JAKARTA - Kementerian Lingkungan Hidup (KLH)/Badan Pengendalian Lingkungan Hidup (BPLH) memberikan aturan baru terkait skema penentuan Penghargaan Adipura bagi daerah-daerah di Indonesia.
KLH/BPLH memperkenalkan konsep dengan memberikan predikat kota kotor sebagai salah satu aspek penilaian. Ini berdasarkan pengelolaan tempat pemrosesan akhir (TPA) dan daur ulang sampah.
Menteri KLH/Kepala BPLH, Hanif Faisol Nurofiq, menuturkan predikat Kota Kotor tersebut ditujukan bagi daerah dengan kinerja terendah. Ini membuat penilaian Adipura tak hanya keindahan dan kebersihan kota.
"Sekitar 10,8 juta ton atau hampir 20 persen dari total sampah nasional merupakan plastik. Namun, tingkat daur ulang nasional baru mencapai 22 persen, jauh dari harapan," ujar Hanif di Jakarta.
"Jawa menjadi wilayah dengan tingkat daur ulaang tertinggi 31 persen, diikuti Bali-Nusra 22,5 persen dan Sumatra 12 persen.
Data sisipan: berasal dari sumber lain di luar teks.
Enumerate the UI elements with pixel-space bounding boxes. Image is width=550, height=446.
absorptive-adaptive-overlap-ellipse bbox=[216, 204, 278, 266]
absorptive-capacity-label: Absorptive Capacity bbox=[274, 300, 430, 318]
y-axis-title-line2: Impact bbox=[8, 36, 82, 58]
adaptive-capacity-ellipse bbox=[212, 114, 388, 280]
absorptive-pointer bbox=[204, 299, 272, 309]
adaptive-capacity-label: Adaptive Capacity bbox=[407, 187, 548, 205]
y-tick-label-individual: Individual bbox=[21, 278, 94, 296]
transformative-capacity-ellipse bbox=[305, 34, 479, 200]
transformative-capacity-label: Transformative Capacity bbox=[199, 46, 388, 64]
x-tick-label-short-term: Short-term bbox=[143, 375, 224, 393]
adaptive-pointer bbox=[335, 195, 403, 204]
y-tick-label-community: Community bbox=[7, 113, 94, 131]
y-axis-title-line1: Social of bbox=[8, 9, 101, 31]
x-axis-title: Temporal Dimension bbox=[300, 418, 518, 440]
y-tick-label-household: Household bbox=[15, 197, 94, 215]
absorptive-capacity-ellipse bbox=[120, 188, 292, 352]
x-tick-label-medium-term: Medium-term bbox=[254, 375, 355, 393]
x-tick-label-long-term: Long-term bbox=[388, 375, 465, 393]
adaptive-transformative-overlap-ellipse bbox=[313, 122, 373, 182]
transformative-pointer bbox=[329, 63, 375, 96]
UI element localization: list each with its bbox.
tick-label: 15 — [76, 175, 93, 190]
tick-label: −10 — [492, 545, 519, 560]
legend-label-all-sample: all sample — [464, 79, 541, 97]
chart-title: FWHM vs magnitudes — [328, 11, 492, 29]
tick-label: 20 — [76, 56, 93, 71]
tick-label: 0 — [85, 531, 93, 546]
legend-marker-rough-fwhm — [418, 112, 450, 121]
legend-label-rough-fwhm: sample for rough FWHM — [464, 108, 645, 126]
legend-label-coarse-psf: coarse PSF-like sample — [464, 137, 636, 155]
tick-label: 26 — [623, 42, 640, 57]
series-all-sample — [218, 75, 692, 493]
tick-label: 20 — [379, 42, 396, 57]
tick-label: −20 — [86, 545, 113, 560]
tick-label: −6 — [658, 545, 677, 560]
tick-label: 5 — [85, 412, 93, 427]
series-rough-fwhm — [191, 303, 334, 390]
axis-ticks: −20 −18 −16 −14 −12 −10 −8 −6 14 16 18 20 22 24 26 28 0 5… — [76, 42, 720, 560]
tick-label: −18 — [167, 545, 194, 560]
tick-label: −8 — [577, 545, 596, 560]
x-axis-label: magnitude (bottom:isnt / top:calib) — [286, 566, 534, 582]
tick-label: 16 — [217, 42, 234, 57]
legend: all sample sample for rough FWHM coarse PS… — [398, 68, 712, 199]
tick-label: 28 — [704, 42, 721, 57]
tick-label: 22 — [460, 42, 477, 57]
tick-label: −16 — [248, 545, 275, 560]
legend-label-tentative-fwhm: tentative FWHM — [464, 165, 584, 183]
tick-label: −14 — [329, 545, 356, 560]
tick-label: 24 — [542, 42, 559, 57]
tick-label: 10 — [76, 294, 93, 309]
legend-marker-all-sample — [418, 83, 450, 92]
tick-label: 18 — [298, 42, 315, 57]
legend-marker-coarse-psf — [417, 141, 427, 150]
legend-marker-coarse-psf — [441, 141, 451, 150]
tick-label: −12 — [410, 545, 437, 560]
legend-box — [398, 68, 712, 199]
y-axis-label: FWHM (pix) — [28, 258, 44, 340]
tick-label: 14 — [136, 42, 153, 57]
Sementara, Indonesia Timur masih menghadapi tantangan besar," imbuhnya.
Lebih lanjut, KLH/BPLH juga akan melihat kapasitas kelembagaan, sistem pemilihan dari sumber, dan kepatuhan terhadap pelarangan TPA open dumping atau pembuangan terbuka sebagai penilaian.
Nantinya, kota-kota yang masih menerapkan skema tersebut tidak lagi memenuhi syarat Adipura. Dengan adanya predikat baru ini, Adipura kini dikategorikan menjadi empat predikat penilain.
Pertama, Adipura Kencana untuk kinerja terbaik. Kemudian Adiputar untuk capaian tinggi, Sertifikat Adipura bagi pemenuhan kriteria dasar, dan Predikat Kota Kotor sebagai peringatan bagi daerah.
Dengan adanya konsep baru ini, pemberian Adipura kini mempunyai tiga aspek utama penilaian. Sistem pengelolaan sampah dan kebersihan akan mendapatkan porsi penilai sebanyak 50 persen.
Soal pengelolaan sampah ini, terdapat evaluasi yang mencakup operasional TPA, tingkat layanan pengangkutan, dan rasio pengelolaan terhadap kapasitas daerah.
Sementara, anggaran dan kebijakan daerah dinilai sebesar 20 persen. Adapun, kesiapan Sumber Daya Manusia (SDM) dan fasilitas mendapatkan penilaian dengan jumlah sebanyak 30 persen.